Previously, Mr. Bennett's transplant was declared successful. Since Since the pig's heart was not instantly rejected and proceeded to function for well with around a month, it was nevertheless considered a big step forward towards transplant patients.
Scientists have been attempting to create pigs whose organs would not have been discarded by the human body, a research endeavour that has gained traction in recent years because to advances in gene editing and cloning technology.
In October, surgeons in New York claimed that they had successfully linked a kidney grown in a genetically engineered pig to a brain-dead human patient, with the organ functioning normally and producing urine for 54 hours.
In January, University of Alabama at Birmingham doctors announced that they had effectively transplanted kidneys from a genetically implanted pig into the abdomen of a 57-year-old brain-dead man for the first time.
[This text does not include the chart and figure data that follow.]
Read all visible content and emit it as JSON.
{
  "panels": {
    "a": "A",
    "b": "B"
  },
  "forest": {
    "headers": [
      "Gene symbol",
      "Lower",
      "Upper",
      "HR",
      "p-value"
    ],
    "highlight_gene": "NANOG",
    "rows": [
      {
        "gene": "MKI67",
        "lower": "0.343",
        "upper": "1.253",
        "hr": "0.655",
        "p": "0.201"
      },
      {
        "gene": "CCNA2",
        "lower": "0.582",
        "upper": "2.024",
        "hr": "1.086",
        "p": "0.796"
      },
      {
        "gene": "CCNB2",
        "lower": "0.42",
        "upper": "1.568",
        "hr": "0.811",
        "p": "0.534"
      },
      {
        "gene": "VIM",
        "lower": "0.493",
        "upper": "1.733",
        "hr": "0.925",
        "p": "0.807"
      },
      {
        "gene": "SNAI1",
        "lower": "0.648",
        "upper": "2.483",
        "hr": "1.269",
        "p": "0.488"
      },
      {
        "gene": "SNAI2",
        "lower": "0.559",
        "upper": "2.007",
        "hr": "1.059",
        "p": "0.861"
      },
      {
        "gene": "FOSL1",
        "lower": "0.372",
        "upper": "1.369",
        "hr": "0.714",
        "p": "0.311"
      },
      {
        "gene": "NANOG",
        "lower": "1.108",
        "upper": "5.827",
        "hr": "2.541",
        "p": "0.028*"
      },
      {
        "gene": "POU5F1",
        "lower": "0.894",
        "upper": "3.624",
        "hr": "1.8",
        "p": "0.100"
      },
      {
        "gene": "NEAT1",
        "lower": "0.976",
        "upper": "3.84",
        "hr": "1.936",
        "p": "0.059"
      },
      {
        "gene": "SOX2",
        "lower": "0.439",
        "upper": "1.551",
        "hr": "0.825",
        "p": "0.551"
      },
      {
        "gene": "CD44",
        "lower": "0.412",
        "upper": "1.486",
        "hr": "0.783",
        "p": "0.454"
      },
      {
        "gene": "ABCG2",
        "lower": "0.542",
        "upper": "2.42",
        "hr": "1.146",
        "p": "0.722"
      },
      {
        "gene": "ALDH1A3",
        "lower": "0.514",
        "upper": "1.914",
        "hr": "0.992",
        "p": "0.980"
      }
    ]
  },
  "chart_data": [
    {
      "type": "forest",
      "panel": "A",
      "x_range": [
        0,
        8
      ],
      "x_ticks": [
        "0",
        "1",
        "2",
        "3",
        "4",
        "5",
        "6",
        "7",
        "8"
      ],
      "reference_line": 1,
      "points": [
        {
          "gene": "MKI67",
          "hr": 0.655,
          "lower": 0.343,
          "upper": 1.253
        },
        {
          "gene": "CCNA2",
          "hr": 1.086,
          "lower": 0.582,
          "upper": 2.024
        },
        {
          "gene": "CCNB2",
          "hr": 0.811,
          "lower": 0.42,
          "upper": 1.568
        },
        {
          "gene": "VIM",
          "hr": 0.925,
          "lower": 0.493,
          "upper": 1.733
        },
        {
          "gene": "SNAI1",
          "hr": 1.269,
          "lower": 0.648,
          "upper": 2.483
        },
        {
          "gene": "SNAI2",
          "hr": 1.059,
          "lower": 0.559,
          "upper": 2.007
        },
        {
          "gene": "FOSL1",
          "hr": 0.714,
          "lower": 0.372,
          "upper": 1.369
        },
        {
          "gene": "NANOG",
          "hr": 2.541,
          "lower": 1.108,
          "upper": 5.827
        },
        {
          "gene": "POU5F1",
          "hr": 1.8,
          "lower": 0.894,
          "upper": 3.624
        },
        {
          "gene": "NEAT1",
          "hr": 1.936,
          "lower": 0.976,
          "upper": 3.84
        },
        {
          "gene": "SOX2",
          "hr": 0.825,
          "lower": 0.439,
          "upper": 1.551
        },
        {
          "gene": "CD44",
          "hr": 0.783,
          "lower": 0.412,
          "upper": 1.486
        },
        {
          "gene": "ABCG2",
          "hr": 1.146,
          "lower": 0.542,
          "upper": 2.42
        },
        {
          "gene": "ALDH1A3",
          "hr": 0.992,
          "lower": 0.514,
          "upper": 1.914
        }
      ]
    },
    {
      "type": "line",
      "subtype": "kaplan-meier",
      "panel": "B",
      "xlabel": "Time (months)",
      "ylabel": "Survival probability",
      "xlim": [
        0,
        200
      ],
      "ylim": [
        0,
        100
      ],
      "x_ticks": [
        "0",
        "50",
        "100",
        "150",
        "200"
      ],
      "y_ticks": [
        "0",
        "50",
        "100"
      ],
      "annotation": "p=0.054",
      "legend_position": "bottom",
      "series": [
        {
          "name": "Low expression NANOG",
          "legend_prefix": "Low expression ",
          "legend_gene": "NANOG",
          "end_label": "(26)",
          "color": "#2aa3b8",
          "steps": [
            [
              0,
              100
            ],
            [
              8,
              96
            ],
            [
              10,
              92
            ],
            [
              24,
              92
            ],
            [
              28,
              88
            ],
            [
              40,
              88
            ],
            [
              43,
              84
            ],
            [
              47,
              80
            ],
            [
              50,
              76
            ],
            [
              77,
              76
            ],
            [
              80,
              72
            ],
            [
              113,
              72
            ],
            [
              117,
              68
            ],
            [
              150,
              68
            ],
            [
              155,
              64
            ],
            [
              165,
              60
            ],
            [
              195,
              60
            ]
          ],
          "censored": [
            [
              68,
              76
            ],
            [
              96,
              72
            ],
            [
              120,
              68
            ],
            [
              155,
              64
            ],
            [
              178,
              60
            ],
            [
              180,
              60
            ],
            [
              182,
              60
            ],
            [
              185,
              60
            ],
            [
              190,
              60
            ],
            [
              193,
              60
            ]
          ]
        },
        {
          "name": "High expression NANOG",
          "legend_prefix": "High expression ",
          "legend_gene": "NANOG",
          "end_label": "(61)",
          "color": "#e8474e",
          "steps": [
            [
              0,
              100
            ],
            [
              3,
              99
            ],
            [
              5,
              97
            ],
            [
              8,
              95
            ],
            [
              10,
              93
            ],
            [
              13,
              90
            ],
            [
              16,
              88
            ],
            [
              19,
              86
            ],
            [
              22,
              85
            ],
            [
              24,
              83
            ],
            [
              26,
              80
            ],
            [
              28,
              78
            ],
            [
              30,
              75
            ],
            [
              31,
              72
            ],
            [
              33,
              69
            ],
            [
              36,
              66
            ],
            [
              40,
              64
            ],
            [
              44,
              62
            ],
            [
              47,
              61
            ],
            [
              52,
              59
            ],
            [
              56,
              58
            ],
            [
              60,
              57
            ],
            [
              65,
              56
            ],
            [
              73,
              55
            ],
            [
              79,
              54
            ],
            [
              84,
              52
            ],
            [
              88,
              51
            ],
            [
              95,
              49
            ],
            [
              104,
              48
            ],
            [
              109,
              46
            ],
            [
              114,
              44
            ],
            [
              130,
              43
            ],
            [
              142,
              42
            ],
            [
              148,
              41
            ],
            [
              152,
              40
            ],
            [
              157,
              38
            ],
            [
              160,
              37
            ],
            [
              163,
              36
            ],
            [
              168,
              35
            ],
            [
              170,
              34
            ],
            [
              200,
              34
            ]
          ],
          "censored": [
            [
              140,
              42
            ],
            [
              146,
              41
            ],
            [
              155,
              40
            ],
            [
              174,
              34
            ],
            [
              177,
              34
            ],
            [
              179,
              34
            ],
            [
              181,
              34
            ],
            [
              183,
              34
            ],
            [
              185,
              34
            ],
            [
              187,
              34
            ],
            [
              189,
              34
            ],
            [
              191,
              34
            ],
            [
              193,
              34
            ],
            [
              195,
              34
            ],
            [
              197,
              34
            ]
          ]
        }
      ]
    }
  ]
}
For three days, the kidneys worked and generated urine.
Surgeons at the University of Alabama in Birmingham said they wanted to start a small clinical study with live human patients by the end of the year.
Meanwhile, Revivicor, a regenerative medicine company based in Blacksburg, Virginia, gave Mr. Bennett with a heart from a genetically - modified pig.The pig was genetically modified in ten ways. Four genes, including one that encodes a protein that produces an aggressive human rejection response, were knocked out or inactivated.